Ms McKay, 19, was awarded the Prime Super Shearer Woolhandler Training Inc Wool Classing Ambassador Award, recognising her industry commitment and in-shed teamwork.
"I grew up on a sheep farm at Drummatin and my dad is also a wool classer and I always enjoyed watching him as a kid because it was so fascinating," she said.
Ms McKay was selected for her "outstanding presentation, attitude, willingness to improve and for her dedication to becoming an elite wool classer" and will compete in sector at a number of upcoming agricultural shows.
"I did my first show a few weeks ago at Bendigo as a wool handler in the novice section and that experience was really good," Ms McKay, who finished fourth, said.
"You need to be a good team member and a good leader. There's also a lot of maths involved by working out numbers of sheep and how many bales you'll need from the mobs.

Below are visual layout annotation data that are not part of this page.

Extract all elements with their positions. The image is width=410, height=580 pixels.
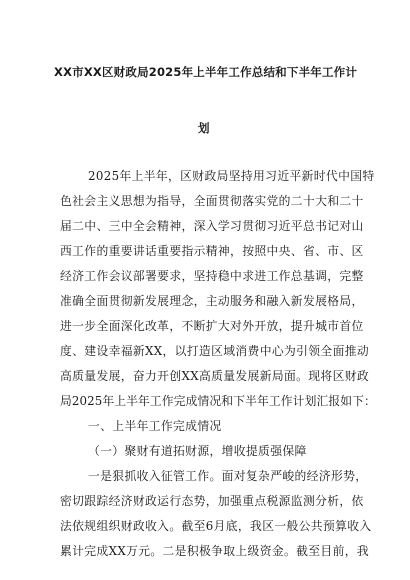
body-line-1: 2025年上半年，区财政局坚持用习近平新时代中国特 (88, 169, 375, 183)
subsection-heading-1: （一）聚财有道拓财源，增收提质强保障 (88, 444, 307, 458)
body-line-10: 局2025年上半年工作完成情况和下半年工作计划汇报如下： (60, 394, 376, 408)
body-line-9: 高质量发展，奋力开创XX高质量发展新局面。现将区财政 (60, 369, 370, 383)
body-line-5: 经济工作会议部署要求，坚持稳中求进工作总基调，完整 (60, 269, 364, 283)
body-line-2: 色社会主义思想为指导，全面贯彻落实党的二十大和二十 (60, 194, 364, 208)
body-line-7: 进一步全面深化改革，不断扩大对外开放，提升城市首位 (60, 319, 364, 333)
document-title-line-1: XX市XX区财政局2025年上半年工作总结和下半年工作计 (54, 65, 358, 79)
body-line-4: 西工作的重要讲话重要指示精神，按照中央、省、市、区 (60, 244, 364, 258)
para2-line-3: 法依规组织财政收入。截至6月底，我区一般公共预算收入 (60, 519, 372, 533)
section-heading-1: 一、上半年工作完成情况 (88, 419, 222, 433)
para2-line-2: 密切跟踪经济财政运行态势，加强重点税源监测分析，依 (60, 494, 364, 508)
para2-line-4: 累计完成XX万元。二是积极争取上级资金。截至目前，我 (60, 544, 370, 558)
body-line-6: 准确全面贯彻新发展理念，主动服务和融入新发展格局， (60, 294, 364, 308)
para2-line-1: 一是狠抓收入征管工作。面对复杂严峻的经济形势， (88, 469, 368, 483)
document-title-line-2: 划 (198, 121, 210, 135)
body-line-3: 届二中、三中全会精神，深入学习贯彻习近平总书记对山 (60, 219, 364, 233)
body-line-8: 度、建设幸福新XX，以打造区域消费中心为引领全面推动 (60, 344, 370, 358)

"I was good at maths at school, it was one of my favourite subjects, and it's a big job if you get the number of bales you need wrong."
In recent years, the industry has become more "female friendly" according to Ms Mckay who said it was good career pathway to follow.
"There's an lot of older women who are wool classers and a lot of them want to retire but they can't because there's not much new blood coming through," she said.
"It can be tough sometimes but with all the new rules like having a toilet at each shed has made it an easier place to work.
"It's an awesome industry to work in, it pays well and I don't know why more aren't working in the sector."
The scholarship will cover the cost to complete a Cert IV in Wool Classing and to compete as a wool handler at shows including Beaufort this month and Deniliquin in 2020.